Mummy matters.

April 22, 2010

Milla has had not one ounce of separation anxiety in her short 19 months. Other mothers tell me that I should be incredibly grateful, and I did witness my sister go through turmoil when her first born had a shocking case of it – her child was permanently attached to her leg for a good 3 months!

My own mother suffered when I had it as a child, crying as soon as she would even leave the room. Every toilet trip was apparently shared, with me holding on to her knees. Actually, I’ve experienced this many times with Milla but only due to intense curiosity and not the desperate need to be with me.

Don’t get me wrong, I don’t want it to that severity but I’m just not sure why, as her primary carer who invests an incredible amount of energy and creativity and love with her, that she does not favour me over others one bit.

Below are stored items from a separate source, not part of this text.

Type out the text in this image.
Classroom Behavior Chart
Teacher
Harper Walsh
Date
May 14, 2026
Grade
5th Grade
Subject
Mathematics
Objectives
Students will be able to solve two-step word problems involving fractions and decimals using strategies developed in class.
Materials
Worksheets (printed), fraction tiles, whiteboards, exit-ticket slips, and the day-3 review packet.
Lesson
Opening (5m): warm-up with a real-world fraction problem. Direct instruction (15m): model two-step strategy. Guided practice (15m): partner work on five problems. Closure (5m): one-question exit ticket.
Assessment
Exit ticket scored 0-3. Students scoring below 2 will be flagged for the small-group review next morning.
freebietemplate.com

If she falls and hurts herself, she is quite happy for any old person to give her a cuddle and soothe her. If I walk out the door and leave her with grandparents or friends, she gives a quick wave and continues absorbing herself in whatever has taken her interest.

A friend psychologist said she was the most well rounded individual and this was all a good thing.
She went on to inform me that it’s not Milla’s problem but mine. She reminded me that I am an emotional being, a cancerian, the water element, and I am affectionate and loving. She said it was normal to feel this way and that everyone likes to feel wanted and loved particularly when it’s your own flesh and blood.
She also reminded me to be careful of what I wish for – a newborn and a clingy toddler were not a good match!